= Howard Barnstone =

American architect

Howard Barnstone (March 27, 1923 - April 29, 1987) was an American architect. He was best known for his work with Mark Rothko on the Rothko Chapel, and for the houses and public buildings he designed with Preston M. Bolton and Gene Aubry in the 1950s and 1960s, largely in Houston and Galveston. Barnstone attended Yale College and the Yale School of Architecture, from which he received a Bachelor of Architecture in 1948. He was a professor at the University of Houston College of Architecture and Design for more than thirty years. From 1952 to 1961, Barnstone was a partner in Bolton & Barnstone, one of Houston´s most public modern architectural firms at the time; the firm became Barnstone and Aubry (1966-1970) after he partnered with Aubry, his former student. Architectural historian Stephen Fox characterized Barnstone's approach as one committed to personal vision, free inquiry, and delight over orthodoxy or conventional wisdom, resulting in diverse buildings that combined proportional grace with wit and charm, and diminutive scale with spatial expansiveness.

==Early life==
Howard Barnstone was born on March 27, 1923, to Robert C. and Dora (Lempert) Barnstone in Auburn, Maine. He grew up in Maine and New York City. He attended Amherst College before graduating from Yale in 1944.

==Career==
Barnstone served in the United States Navy from 1944 to 1946. He arrived in Houston in 1948.

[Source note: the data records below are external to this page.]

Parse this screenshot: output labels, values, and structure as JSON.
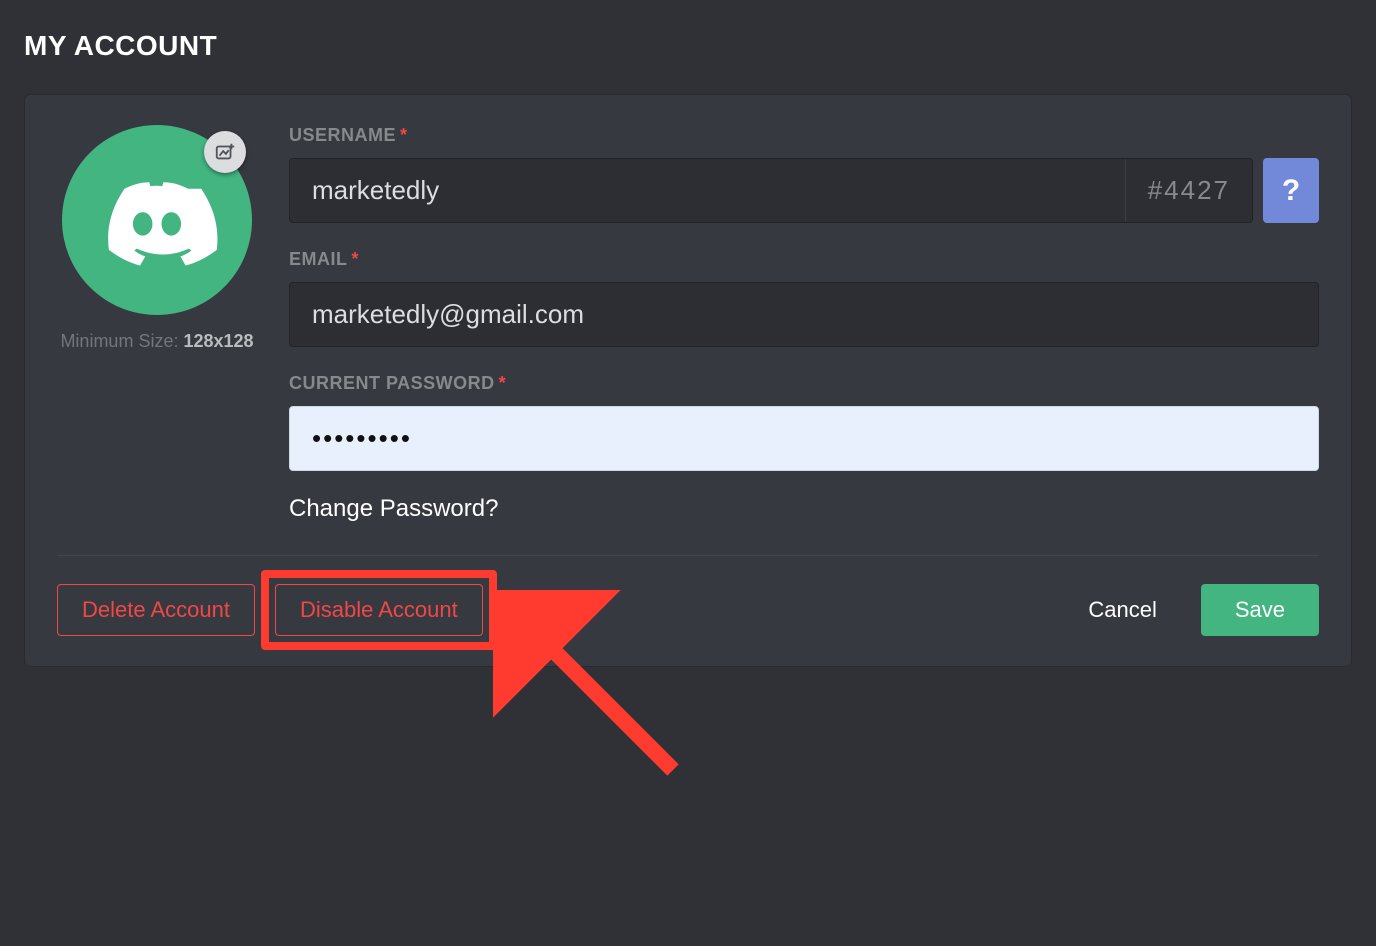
{
  "page": {
    "title": "MY ACCOUNT"
  },
  "avatar": {
    "min_size_label": "Minimum Size:",
    "min_size_value": "128x128"
  },
  "fields": {
    "username_label": "USERNAME",
    "username_value": "marketedly",
    "discriminator": "#4427",
    "help_label": "?",
    "email_label": "EMAIL",
    "email_value": "marketedly@gmail.com",
    "password_label": "CURRENT PASSWORD",
    "password_value": "•••••••••",
    "change_password": "Change Password?"
  },
  "buttons": {
    "delete": "Delete Account",
    "disable": "Disable Account",
    "cancel": "Cancel",
    "save": "Save"
  },
  "colors": {
    "brand_green": "#43b581",
    "blurple": "#7289da",
    "danger": "#f04747",
    "annotation": "#ff3b30"
  },
  "annotation": {
    "target": "disable-account-button"
  }
}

Architecture writers identify Mies van der Rohe, Philip Johnson and Charles Eames as influences on the houses Barnstone and Bolton designed, such as the Lawrence Blum (1954), Gordon (1955), Moustier (1956) and Winterbotham (I960) structures; they have been described externally as geometrically precise, surely proportioned "structural cages," whose idiosyncratic internal plans contrasted open, glass-walled spaces with intimate, compact enclosures. Barnstone's work with Aubry in the 1960s moved away from the van der Rohe influence to incorporate historical, vernacular and "New Brutalism" influences (e.g., the Galveston News Building, 1965). Their public buildings include the "Art Barn" (Rice Museum at Rice University, 1969–1970), Vassar Place Apartments (1965, featured in Architectural Record), and Guinan Hall (1971, part of Philip Johnson's modernist campus design for the University of St. Thomas) in Houston. The Art Barn was a corrugated-iron, tension-cable-supported structure commissioned by art collectors Dominique and John De Menil as a temporary exhibition site; the structure remained in use for over 40 years, its industrial aesthetic, jutting angles and elegant proportions serving as inspiration for Houston's “Tin House” architectural movement. Barnstone and Aubry also built several notable houses: the Maher (1964), Bell (1969) and Kempner (1969) in Houston, and the Levin in Galveston (1969), among others. Architectural historians describe them as externally self-effacing structures emphasizing intimacy, anonymity and solemnity, which opened "internally with high ceilings, simple planar walls, and dramatic expanses of glass"; The Maher House was featured in Architectural Record in 1965 and in the book, 25 Years of Record Houses. Barnstone's built works of the 1970s and 1980s were eclectic and sometimes explored postmodern styles.

==Works==
Barnstone published two books. The Galveston That Was (Macmillan 1966) is a heavily illustrated book about the historic architecture of Galveston, featuring principal photography by Henri Cartier-Bresson and Ezra Stoller. The Architecture of John F. Staub (University of Texas Press 1979) documents the work of noted Houston architect John F. Staub (1892-1981).

==Death and legacy==
Barnstone died on April 29, 1987. He is buried at Forest Park East Cemetery in League City, Texas.

Barnstone's drawings and papers are available in the Houston Library's "Howard Barnstone Collection".